A few years ago my wife bought a set of Mr. Potato Head parts for pumpkins. These are a nice alternative to the traditional jack-o-lantern because they involve no cutting, no innard scooping, and tend to preserve the pumpkin in a non-rotten state. After Halloween we pull the parts off the pumpkin, throw them in the dishwasher, and then put them away for next year.

Yesterday we came home to find that my son’s pirate pumpkin was gone. He is four years old and this is his first experience with crime. We thought it would be a good learning experience about stealing and sat him down to talk to him.

We asked him how he felt about the fact that his pirate was gone and he said that he was mad. We then said that it was wrong to steal and that he should remember to never take something that isn’t his because it would make somebody else sad. We asked him what he thought about stealing. His response was a bit unexpected.

“We should pick up a rock and put it in our hands. Then we should go knock on all the doors and ask if they stole my pirate. Then we should hit them with rocks.”

At this point I was working hard to not laugh. Then I realized that we were in fact going to go door to door the next evening for trick or treating and that this plan had to be addressed before it was put into action.

So instead of focusing on how stealing is wrong we’ve been trying to work on forgiveness, with a little bit of the impossibility of solving some crimes thrown in.
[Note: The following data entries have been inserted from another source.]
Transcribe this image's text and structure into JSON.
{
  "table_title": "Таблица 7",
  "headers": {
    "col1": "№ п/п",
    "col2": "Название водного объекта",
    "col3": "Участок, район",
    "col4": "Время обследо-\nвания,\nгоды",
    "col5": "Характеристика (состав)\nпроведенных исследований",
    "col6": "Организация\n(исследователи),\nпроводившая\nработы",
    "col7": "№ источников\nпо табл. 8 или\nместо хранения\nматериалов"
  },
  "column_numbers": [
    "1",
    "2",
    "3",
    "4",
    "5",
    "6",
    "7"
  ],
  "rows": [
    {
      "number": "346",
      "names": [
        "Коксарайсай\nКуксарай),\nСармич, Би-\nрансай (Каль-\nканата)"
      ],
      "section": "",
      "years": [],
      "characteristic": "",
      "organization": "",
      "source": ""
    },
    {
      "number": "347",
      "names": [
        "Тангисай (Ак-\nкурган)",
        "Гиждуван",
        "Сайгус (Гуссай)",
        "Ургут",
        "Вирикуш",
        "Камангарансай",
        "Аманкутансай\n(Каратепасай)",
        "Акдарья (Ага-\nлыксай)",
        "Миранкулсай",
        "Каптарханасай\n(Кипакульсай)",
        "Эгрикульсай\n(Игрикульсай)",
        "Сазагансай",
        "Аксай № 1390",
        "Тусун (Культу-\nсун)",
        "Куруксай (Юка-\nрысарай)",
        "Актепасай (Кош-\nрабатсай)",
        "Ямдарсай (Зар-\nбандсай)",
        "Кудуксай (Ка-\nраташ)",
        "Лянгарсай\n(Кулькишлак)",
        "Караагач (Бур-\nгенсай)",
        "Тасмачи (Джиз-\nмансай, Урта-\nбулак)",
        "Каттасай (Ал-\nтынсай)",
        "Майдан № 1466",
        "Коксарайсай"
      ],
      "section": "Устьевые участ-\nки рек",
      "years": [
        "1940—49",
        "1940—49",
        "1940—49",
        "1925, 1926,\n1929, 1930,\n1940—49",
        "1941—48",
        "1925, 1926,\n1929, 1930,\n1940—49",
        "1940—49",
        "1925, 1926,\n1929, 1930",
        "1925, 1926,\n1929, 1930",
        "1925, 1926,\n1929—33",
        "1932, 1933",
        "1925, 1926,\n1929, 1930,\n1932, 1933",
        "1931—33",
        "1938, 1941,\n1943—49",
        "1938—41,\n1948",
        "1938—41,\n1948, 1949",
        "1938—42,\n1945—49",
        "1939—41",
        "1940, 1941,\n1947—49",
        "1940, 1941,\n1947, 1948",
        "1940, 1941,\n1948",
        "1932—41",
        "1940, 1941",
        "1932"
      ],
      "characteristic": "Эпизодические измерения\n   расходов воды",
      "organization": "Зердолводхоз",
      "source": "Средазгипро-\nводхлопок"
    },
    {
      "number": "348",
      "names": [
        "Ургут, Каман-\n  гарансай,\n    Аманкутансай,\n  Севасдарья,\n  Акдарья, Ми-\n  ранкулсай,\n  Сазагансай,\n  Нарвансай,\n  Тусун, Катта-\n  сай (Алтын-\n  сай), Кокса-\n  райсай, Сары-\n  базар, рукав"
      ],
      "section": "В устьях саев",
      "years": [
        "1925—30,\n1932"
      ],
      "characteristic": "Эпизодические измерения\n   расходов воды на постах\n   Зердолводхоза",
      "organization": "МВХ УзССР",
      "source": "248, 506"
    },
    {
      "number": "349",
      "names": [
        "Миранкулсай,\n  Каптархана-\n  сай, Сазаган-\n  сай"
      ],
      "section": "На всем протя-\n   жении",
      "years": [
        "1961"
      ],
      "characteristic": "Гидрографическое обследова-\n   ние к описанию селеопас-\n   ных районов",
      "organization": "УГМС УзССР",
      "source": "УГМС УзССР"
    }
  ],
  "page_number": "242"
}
I’ve got to say, if I ever found the person that stole my bicycle in college (the theft was discovered when I went to ride it to a final) I’m not sure what my own reaction would be. Having something taken from you with no idea who did it and no recourse is certainly a frustrating aspect of this life. I wish my son could have waited to deal with it until he is a bit older. Until then I’ll keep one eye on his hands tonight, looking for big rocks.